Junge Welt, 21./22.3.2020

So also ist "die Krise" in dieser Form zustande gekommen: Die Infektionszahlen sind Produkt politischer Entscheidungen - ebenso wie das Gesundheitssystem, mit dem sie jetzt bewältigt werden müssen und eben nicht bewältigt werden können. Für die Politik sieht die Sache genau umgekehrt aus: Sie muss angeblich mit dem umgehen, was sie vorfindet.

Dass sie gestern Mittel gehabt hätte und es an ihrem Willen gefehlt hat, weil sie ganz andere Zwecke auf der Tagesordnung hat als eine "Versorgung" im Normalleben und auch in eventuellen Notfall-Situationen, will sie nicht wissen - jetzt gilt es, nach "vorne zu schauen" und das "Notwendige" anzupacken…

Auf wessen Kosten die Krisenpolitik geht, steht dabei fest.

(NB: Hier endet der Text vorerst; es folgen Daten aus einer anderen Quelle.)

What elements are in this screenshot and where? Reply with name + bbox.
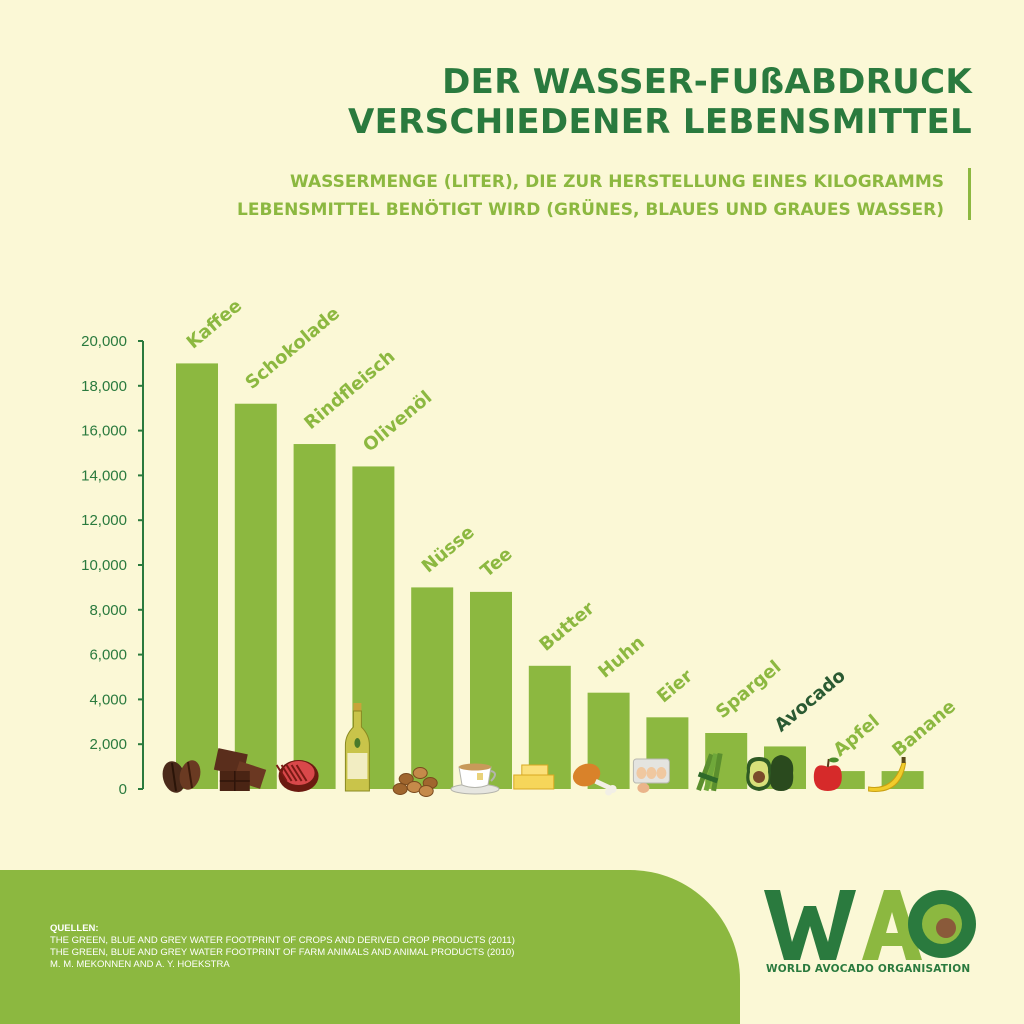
- wao-logo: [764, 890, 976, 960]
- source-line-3: M. M. MEKONNEN AND A. Y. HOEKSTRA: [50, 959, 230, 970]
- sources-heading: QUELLEN:: [50, 923, 99, 934]
- y-tick-label: 20,000: [81, 333, 127, 350]
- coffee-beans-icon: [162, 760, 201, 793]
- y-tick-label: 2,000: [89, 736, 127, 753]
- subtitle-accent-bar: [968, 168, 971, 220]
- bar-label-huhn: Huhn: [594, 632, 648, 682]
- y-tick-label: 10,000: [81, 557, 127, 574]
- source-line-1: THE GREEN, BLUE AND GREY WATER FOOTPRINT…: [50, 935, 515, 946]
- subtitle-line-2: LEBENSMITTEL BENÖTIGT WIRD (GRÜNES, BLAU…: [237, 200, 944, 220]
- olive-oil-bottle-icon: [344, 703, 370, 792]
- banana-icon: [868, 757, 907, 792]
- source-line-2: THE GREEN, BLUE AND GREY WATER FOOTPRINT…: [50, 947, 515, 958]
- chicken-leg-icon: [572, 763, 617, 796]
- bar-label-schokolade: Schokolade: [242, 303, 344, 394]
- tea-cup-icon: [450, 763, 500, 795]
- bar-label-avocado: Avocado: [771, 665, 850, 736]
- y-tick-label: 4,000: [89, 691, 127, 708]
- y-tick-label: 14,000: [81, 467, 127, 484]
- page-title-line-1: DER WASSER-FUßABDRUCK: [442, 62, 972, 102]
- bar-label-tee: Tee: [477, 544, 517, 582]
- bar-rindfleisch: [293, 444, 336, 789]
- bar-label-apfel: Apfel: [830, 711, 884, 761]
- logo-letter-w: [764, 890, 856, 960]
- bar-tee: [470, 591, 512, 789]
- bar-label-banane: Banane: [888, 696, 960, 761]
- y-tick-label: 12,000: [81, 512, 127, 529]
- sources-block: QUELLEN: THE GREEN, BLUE AND GREY WATER …: [50, 923, 515, 971]
- footer-panel: [0, 870, 740, 1024]
- bar-label-butter: Butter: [536, 598, 599, 656]
- logo-avocado-seed: [936, 918, 956, 938]
- asparagus-icon: [696, 752, 723, 792]
- bar-label-eier: Eier: [653, 666, 697, 708]
- apple-icon: [813, 757, 842, 791]
- y-tick-label: 6,000: [89, 647, 127, 664]
- bar-schokolade: [234, 403, 277, 789]
- bar-label-nuesse: Nüsse: [418, 522, 479, 578]
- steak-icon: [275, 760, 319, 792]
- title-block: DER WASSER-FUßABDRUCK VERSCHIEDENER LEBE…: [72, 62, 972, 142]
- bar-kaffee: [176, 363, 218, 789]
- y-tick-label: 18,000: [81, 378, 127, 395]
- avocado-icon: [746, 755, 794, 791]
- bar-label-kaffee: Kaffee: [183, 295, 246, 353]
- y-tick-label: 8,000: [89, 602, 127, 619]
- bar-label-olivenoel: Olivenöl: [359, 387, 436, 456]
- water-footprint-bar-chart: 0 2,000 4,000 6,000 8,000 10,000 12,000 14,000 1…: [81, 295, 960, 798]
- nuts-icon: [392, 767, 438, 797]
- subtitle-line-1: WASSERMENGE (LITER), DIE ZUR HERSTELLUNG…: [289, 172, 944, 192]
- eggs-icon: [632, 758, 670, 793]
- bar-nuesse: [411, 587, 454, 789]
- page-title-line-2: VERSCHIEDENER LEBENSMITTEL: [348, 102, 972, 142]
- chocolate-icon: [213, 748, 267, 791]
- subtitle-block: WASSERMENGE (LITER), DIE ZUR HERSTELLUNG…: [84, 168, 944, 224]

Nochmal: Es ist ein Unding, dass in Deutschland die Forderung nach einem Shutdown aller nicht-lebensnotwendigen Arbeitsplätze noch nicht aufgekommen ist. Wer den Schaden hat, braucht auf den Spott nicht lange zu warten.

Der Kanzlerin wie den Qualitätsjournalisten fällt "jetzt" auf, wer eigentlich das Essen herschafft, die Regale einräumt, den Müll wegmacht und Menschen pflegt, wenn sie krank werden. Diese Leute - auch das sagen sie laut - werden "erbärmlich schlecht bezahlt".

Fragt sich nur, wer dafür eigentlich sorgt. Und ob diese "Helden unseres Alltags" eigentlich gut beraten sind, so auf die Politik zu vertrauen. Oder ob nicht aus Gründen der Vernunft und des persönlichen Wohlergehens endlich etwas mehr "Distanz" sinnvoller wäre - nämlich zu diesem Staat, seinen Kalkulationen und seiner Wirtschaft.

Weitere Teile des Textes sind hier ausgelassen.